Friedrich del Romanticismo non sembra conoscere quello che i romantici di Jena chiameranno il Synphilosophieren, la filosofia come pratica dialogica che si arricchisce nella moltiplicazione delle prospettive. Di questa dimensione platonica Friedrich sembra essere privo, il suo è un fare artistico solitario che fa tutt’uno con le immagini che produce, altrettanti emblemi dell’assenza della dimensione sociale e ancor più di quella conviviale.
La progettualità che i romantici rivolgono verso un futuro in cui la condizione finita dell’umano si fonderà con l’infinito sotto il segno della libertà non appartiene a Friedrich. E nemmeno gli appartiene l’ottimismo di Friedrich Schlegel che sogna una nuova mitologia che sostituisca quella degli antichi per dare immagine e figura alla Modernità.
Quella del pittore del Viandante è una sorta di incantesimo del disincanto perché anche l’abisso, l’oscurità e la solitudine possono produrre l’illusione, per quanto effimera, della vita.
L’arte di Friedrich appare quindi, in questo libro-confessione, come una sorta di grandiosa allegoria non tanto dell’età romantica in cui pure affonda le sue radici, ma di quella tarda modernità in cui il disincantamento del mondo si è ormai definitivamente realizzato lasciando sulla strada individui attoniti e ipnotizzati da una società che ha perso ogni orientamento.

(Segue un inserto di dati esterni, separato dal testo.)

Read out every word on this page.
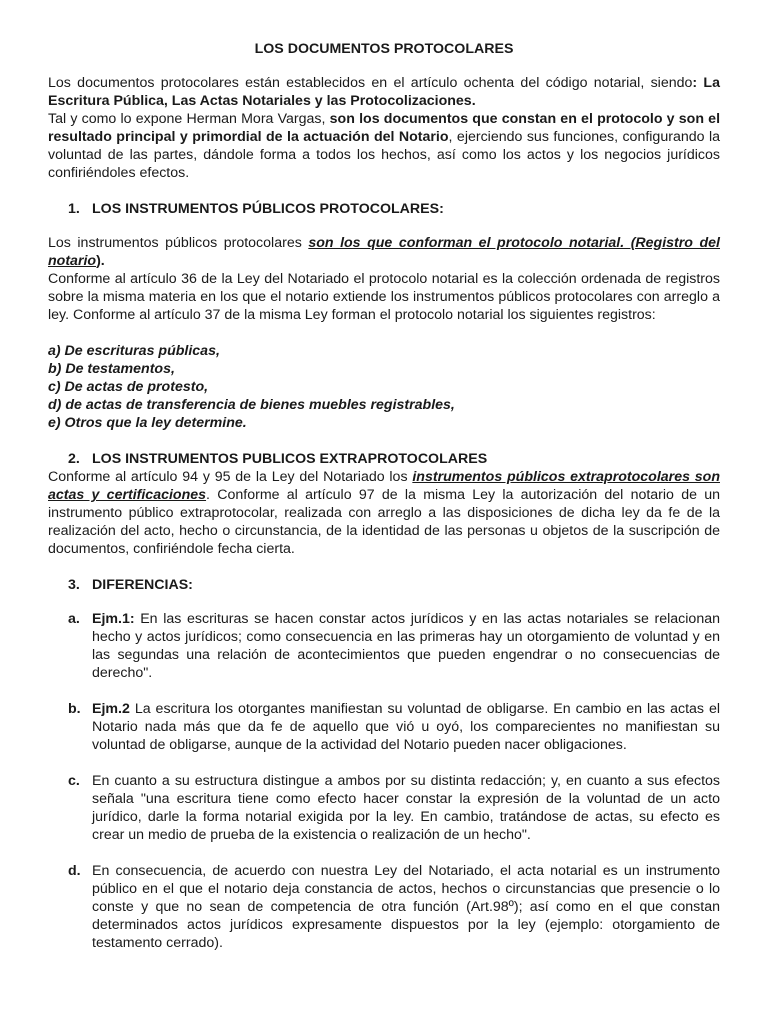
LOS DOCUMENTOS PROTOCOLARES

Los documentos protocolares están establecidos en el artículo ochenta del código notarial, siendo: La Escritura Pública, Las Actas Notariales y las Protocolizaciones.

Tal y como lo expone Herman Mora Vargas, son los documentos que constan en el protocolo y son el resultado principal y primordial de la actuación del Notario, ejerciendo sus funciones, configurando la voluntad de las partes, dándole forma a todos los hechos, así como los actos y los negocios jurídicos confiriéndoles efectos.

1. LOS INSTRUMENTOS PÚBLICOS PROTOCOLARES:

Los instrumentos públicos protocolares son los que conforman el protocolo notarial. (Registro del notario).

Conforme al artículo 36 de la Ley del Notariado el protocolo notarial es la colección ordenada de registros sobre la misma materia en los que el notario extiende los instrumentos públicos protocolares con arreglo a ley. Conforme al artículo 37 de la misma Ley forman el protocolo notarial los siguientes registros:

a) De escrituras públicas,
b) De testamentos,
c) De actas de protesto,
d) de actas de transferencia de bienes muebles registrables,
e) Otros que la ley determine.
2. LOS INSTRUMENTOS PUBLICOS EXTRAPROTOCOLARES

Conforme al artículo 94 y 95 de la Ley del Notariado los instrumentos públicos extraprotocolares son actas y certificaciones. Conforme al artículo 97 de la misma Ley la autorización del notario de un instrumento público extraprotocolar, realizada con arreglo a las disposiciones de dicha ley da fe de la realización del acto, hecho o circunstancia, de la identidad de las personas u objetos de la suscripción de documentos, confiriéndole fecha cierta.

3. DIFERENCIAS:
a. Ejm.1: En las escrituras se hacen constar actos jurídicos y en las actas notariales se relacionan hecho y actos jurídicos; como consecuencia en las primeras hay un otorgamiento de voluntad y en las segundas una relación de acontecimientos que pueden engendrar o no consecuencias de derecho".
b. Ejm.2 La escritura los otorgantes manifiestan su voluntad de obligarse. En cambio en las actas el Notario nada más que da fe de aquello que vió u oyó, los comparecientes no manifiestan su voluntad de obligarse, aunque de la actividad del Notario pueden nacer obligaciones.
c. En cuanto a su estructura distingue a ambos por su distinta redacción; y, en cuanto a sus efectos señala "una escritura tiene como efecto hacer constar la expresión de la voluntad de un acto jurídico, darle la forma notarial exigida por la ley. En cambio, tratándose de actas, su efecto es crear un medio de prueba de la existencia o realización de un hecho".
d. En consecuencia, de acuerdo con nuestra Ley del Notariado, el acta notarial es un instrumento público en el que el notario deja constancia de actos, hechos o circunstancias que presencie o lo conste y que no sean de competencia de otra función (Art.98º); así como en el que constan determinados actos jurídicos expresamente dispuestos por la ley (ejemplo: otorgamiento de testamento cerrado).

La bellezza del libro di Didino sta in questo scavo metaforico che riesce a fare di un’icona diventata tristemente kitsch una straordinaria figura del nostro tempo. La figura umana del pittore dell’infinito è dunque la segnatura di un’età votata alla distruzione.
In copertina, Le bianche scogliere di Rügen, Kaspar David Friedrich.